The state of emergency declared by Mr. Pinera imposes restrictions on the right of citizens to move and assemble freely, and this entitles the army to internal security. Speaking at the presidential palace around midnight, he said the measure was needed to restore order after the chaos caused by protesters, whom he called "criminals."

The sight of servicemen wandering the streets after Mr Pinera's announcement was concerning to many Chileans, given the country's 17-year military dictatorship during which violent human rights abuses were carried out by the armed forces. The president has appointed an army general to oversee security operations.

The tariff increase, which came into force on October 6, unleashed anger, comes at a time when the cost of living of poor and middle-class families is rising while wages remain stagnant.

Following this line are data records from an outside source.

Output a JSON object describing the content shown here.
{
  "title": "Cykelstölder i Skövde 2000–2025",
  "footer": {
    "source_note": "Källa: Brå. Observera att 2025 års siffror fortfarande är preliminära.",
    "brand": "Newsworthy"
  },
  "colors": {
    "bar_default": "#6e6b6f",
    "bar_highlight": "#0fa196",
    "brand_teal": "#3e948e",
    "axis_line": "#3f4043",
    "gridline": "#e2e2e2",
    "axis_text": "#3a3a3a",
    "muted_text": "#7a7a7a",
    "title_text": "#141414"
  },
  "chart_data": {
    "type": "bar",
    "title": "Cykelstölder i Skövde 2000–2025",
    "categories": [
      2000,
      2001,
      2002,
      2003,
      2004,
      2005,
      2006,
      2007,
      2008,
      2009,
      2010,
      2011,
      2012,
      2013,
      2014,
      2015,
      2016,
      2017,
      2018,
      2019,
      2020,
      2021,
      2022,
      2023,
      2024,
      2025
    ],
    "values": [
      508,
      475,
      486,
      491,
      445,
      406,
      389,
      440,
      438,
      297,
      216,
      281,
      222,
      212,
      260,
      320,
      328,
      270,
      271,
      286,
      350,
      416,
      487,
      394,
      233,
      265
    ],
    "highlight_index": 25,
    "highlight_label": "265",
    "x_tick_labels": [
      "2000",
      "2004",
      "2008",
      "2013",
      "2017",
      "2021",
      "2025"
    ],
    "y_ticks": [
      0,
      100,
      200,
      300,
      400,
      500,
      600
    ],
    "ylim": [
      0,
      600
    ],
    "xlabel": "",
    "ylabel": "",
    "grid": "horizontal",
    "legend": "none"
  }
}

"Everything that happens is so unfair because everything goes up: transportation rates, electricity, gas and wages are so low," says Isabel Mora, 82, an old pensioner who receives a monthly pension of about 62 dollars.

While declaring a state of emergency, Mr. Pignera stated that he would try to find ways to mitigate the increasing transportation costs. With the fare increase, subway rush hour travel now costs about $ 1.20.

Friday afternoon, as hundreds of people stormed subway stations without paying, protests spilled into the streets. Special police units enter stations and dispose of tear gas, beat demonstrators, and force violently subway people to arrest them.

The subway system stopped service for several lines and was forced to close the entire network at night. Hundreds, if not thousands, were left on the street. Unable to get on the crowded buses, many had to take hours to get home.

Government officials called the demonstrators "organized vandals" and "criminals" and announced that they would enforce an internal security law that gives the state the power to impose higher penalties for crimes.

Residents in the capital were knocking down dishes and pans all over town on Friday night. As people loot supermarkets and put up barricades, police seem to be withdrawing to their stations.

The protests take place as Chile prepares to host two major international conferences: the mid-November APEC Summit and the UN Climate Change Conference. in December.